Compiled, Scribed, and Edited
Robert Jan "Roy" van de Hoek, RC

Ballona Institute
322 Culver Blvd., Suite 317
Playa del Rey, California 90293
(310) 821-9045

Ernest Callenbach's Interdependence Definition
No humans or other living beings can survive without multiple interconnections with other organisms. You were totally dependent on your mother's body before birth, and after birth you depended on parents and community. Throughout our lives, we depend on other humans for safety, food, shelter, comfort, love, hope, and joy. But we also depend on the whole BIOSPHERE for AIR to breathe, food to eat, materials for shelter, removal of waste, and all other necessities. This was always recognized by indigenous peoples, who have lived by gathering food and hunting animals. It is just as true for urbanized and industrialized peoples, who typically know a lot about buying things yet almost nothing about how to produce or find the necessities of life.
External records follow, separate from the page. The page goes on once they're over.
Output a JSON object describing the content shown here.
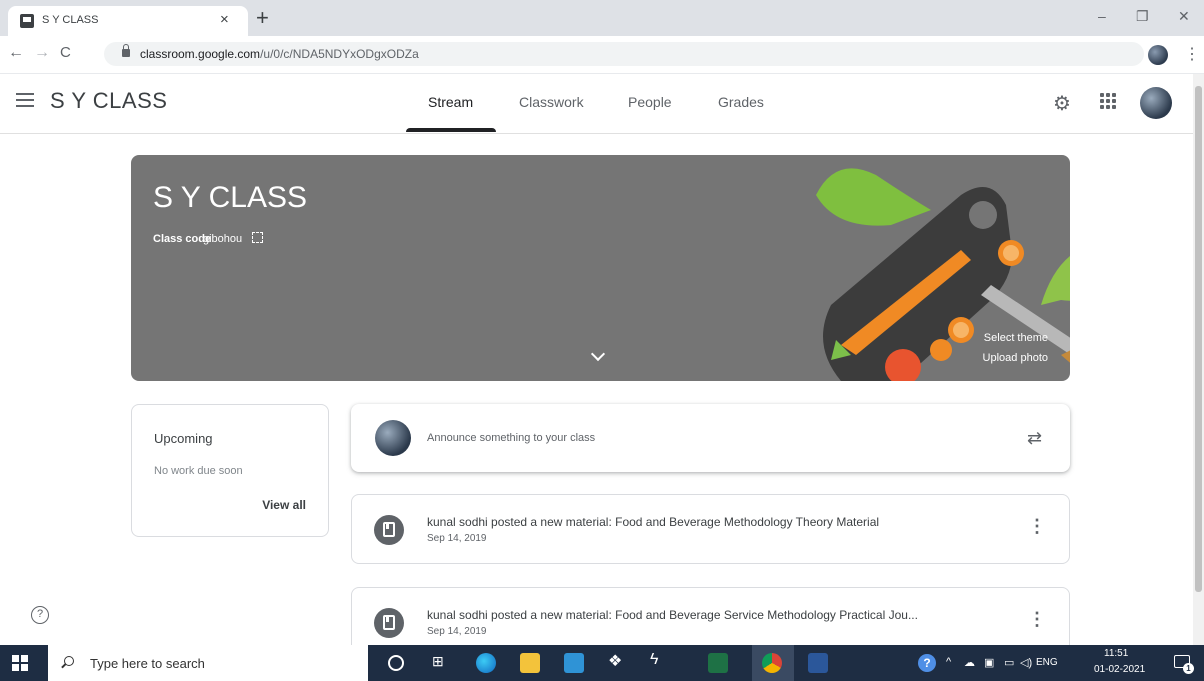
{
  "browser": {
    "tab_title": "S Y CLASS",
    "tab_close": "×",
    "new_tab": "+",
    "url_host": "classroom.google.com",
    "url_path": "/u/0/c/NDA5NDYxODgxODZa",
    "window_min": "–",
    "window_max": "❐",
    "window_close": "✕",
    "back": "←",
    "forward": "→",
    "reload": "C",
    "star": "☆",
    "menu": "⋮"
  },
  "header": {
    "menu_icon": "hamburger-icon",
    "class_name": "S Y CLASS",
    "tabs": [
      {
        "label": "Stream",
        "active": true
      },
      {
        "label": "Classwork",
        "active": false
      },
      {
        "label": "People",
        "active": false
      },
      {
        "label": "Grades",
        "active": false
      }
    ],
    "settings_glyph": "⚙"
  },
  "banner": {
    "title": "S Y CLASS",
    "class_code_label": "Class code",
    "class_code": "gibohou",
    "select_theme": "Select theme",
    "upload_photo": "Upload photo",
    "background_color": "#757575"
  },
  "upcoming": {
    "title": "Upcoming",
    "empty_text": "No work due soon",
    "view_all": "View all"
  },
  "announce": {
    "placeholder": "Announce something to your class",
    "repost_glyph": "⇄"
  },
  "stream": {
    "posts": [
      {
        "title": "kunal sodhi posted a new material: Food and Beverage Methodology Theory Material",
        "date": "Sep 14, 2019"
      },
      {
        "title": "kunal sodhi posted a new material: Food and Beverage Service Methodology Practical Jou...",
        "date": "Sep 14, 2019"
      }
    ],
    "kebab": "⋮"
  },
  "help": {
    "glyph": "?"
  },
  "taskbar": {
    "search_placeholder": "Type here to search",
    "taskview_glyph": "⊞",
    "dropbox_glyph": "❖",
    "winamp_glyph": "ϟ",
    "help_glyph": "?",
    "tray_chevron": "^",
    "tray_cloud": "☁",
    "tray_net": "▣",
    "tray_battery": "▭",
    "tray_volume": "◁)",
    "language": "ENG",
    "time": "11:51",
    "date": "01-02-2021",
    "notifications": "1"
  },
  "colors": {
    "active_tab": "#202124",
    "text_secondary": "#5f6368",
    "taskbar": "#1e2d43"
  }
}
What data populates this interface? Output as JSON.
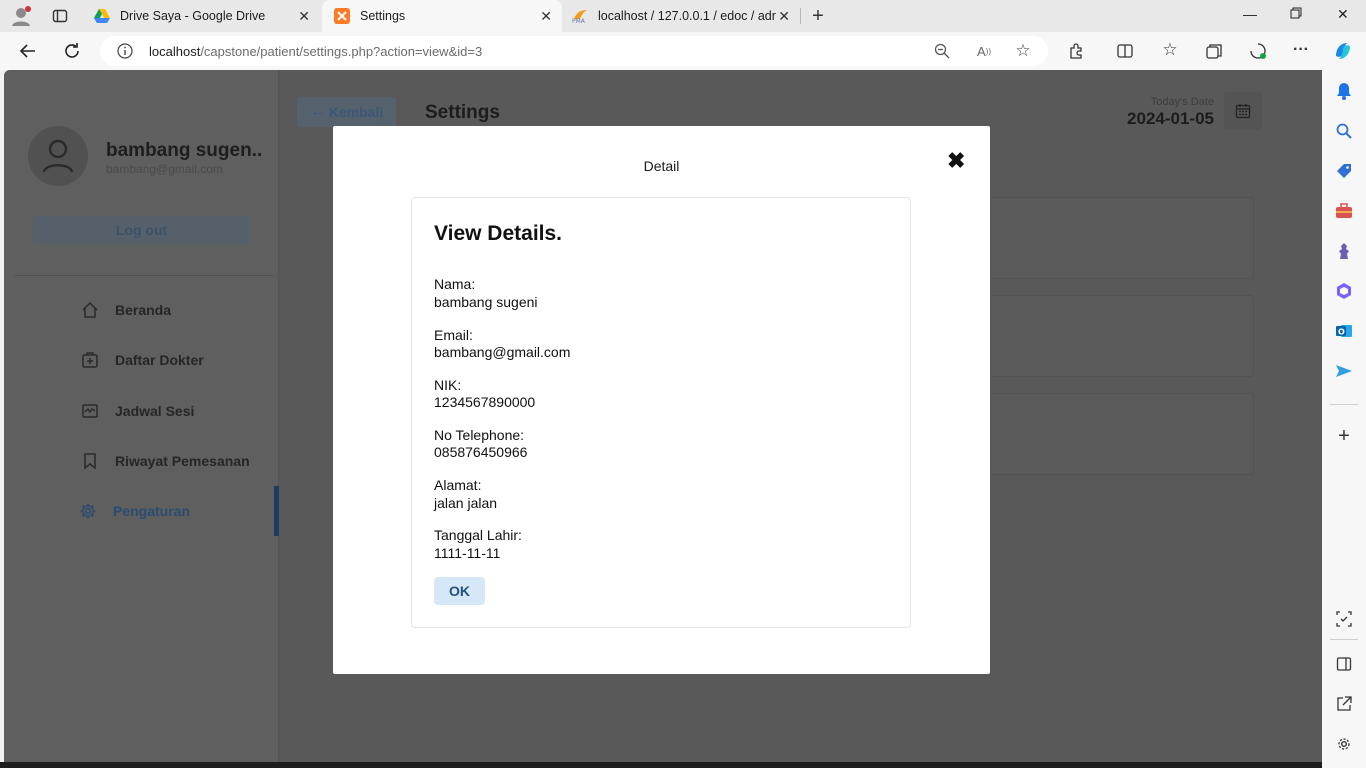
{
  "browser": {
    "tabs": [
      {
        "title": "Drive Saya - Google Drive",
        "active": false
      },
      {
        "title": "Settings",
        "active": true
      },
      {
        "title": "localhost / 127.0.0.1 / edoc / adr",
        "active": false
      }
    ],
    "url_host": "localhost",
    "url_path": "/capstone/patient/settings.php?action=view&id=3"
  },
  "sidebar": {
    "user_name": "bambang sugen..",
    "user_email": "bambang@gmail.com",
    "logout_label": "Log out",
    "items": [
      {
        "label": "Beranda",
        "icon": "home-icon",
        "active": false
      },
      {
        "label": "Daftar Dokter",
        "icon": "doctor-icon",
        "active": false
      },
      {
        "label": "Jadwal Sesi",
        "icon": "schedule-icon",
        "active": false
      },
      {
        "label": "Riwayat Pemesanan",
        "icon": "bookmark-icon",
        "active": false
      },
      {
        "label": "Pengaturan",
        "icon": "gear-icon",
        "active": true
      }
    ]
  },
  "header": {
    "back_label": "Kembali",
    "title": "Settings",
    "today_label": "Today's Date",
    "today_date": "2024-01-05"
  },
  "modal": {
    "title": "Detail",
    "heading": "View Details.",
    "fields": [
      {
        "label": "Nama:",
        "value": "bambang sugeni"
      },
      {
        "label": "Email:",
        "value": "bambang@gmail.com"
      },
      {
        "label": "NIK:",
        "value": "1234567890000"
      },
      {
        "label": "No Telephone:",
        "value": "085876450966"
      },
      {
        "label": "Alamat:",
        "value": "jalan jalan"
      },
      {
        "label": "Tanggal Lahir:",
        "value": "1111-11-11"
      }
    ],
    "ok_label": "OK"
  },
  "colors": {
    "overlay_page": "#595959",
    "active_nav": "#1f3c63",
    "ok_button_bg": "#d6e8f8"
  }
}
All SPECIES in fact rely on many other species in complex webs of interdependence. Even though human interdependence with the natural order may not be obvious under modern conditions, it is profound. We only have to look a bit beneath the surface to see the interconnections. This page of paper, for instance, came from a tree. That tree's growth was powered by the energy of the sun, using CARBON from the air and NITROGEN and PHOSPHEROUS that BACTERIA and FUNGI enabled it to take from the SOIL. It depended on rain from the clouds and winds. Ultimately, the paper's nutrient contents will be recycled by decomposer organisms and enter a new round of growth.

We and all the things we use and eat are linked not only to the life-driven CYCLES that bring us oxygen and essential nutrients but also to thousands of unknown organisms. Sometimes these connections are very intimate: in the human gut, bacteria aid digestion and produce essential vitamins. Minute PROTISTS of various kinds, together with small animals, float in the oceans where they help regulate the temperature of the atmosphere, produce oxygen, and feed fish and marine mammals. Without innumerable, though usually unnoticed, living companions such as these, we humans could not survive at all. In an ecological perspective, we are not alone but parts of an ancient, global, interdependent colleciton of living beings. With every breath, we provide essential carbon dioxide for plants, doing our part in keeping life going. Every other living being makes its contributions too. On a deeper level, SYMBIOSIS present or past connects every living being to others; strictly speaking, since none survives on its own, there is no such thing as a separate individual organism.

We humans sometimes imagine that we can dominate and control nature. But the lving world is not only much more vast than humanity, it is formidably complex, interconnected, and ever-changing in ways that are uncontrollable. We need to accept our interdependent role in the web of life and try to fill it responsibly.

Robert Jan "Roy" van de Hoek


Knowing Interdependence links naturally to Sustainability and Values. It's important and I hope that a careful reading of the defintion of INTERDEPENDENCE has lead you also to a better understanding of the definition of VALUES and SUSTAINABILITY by Ernest Callenbach.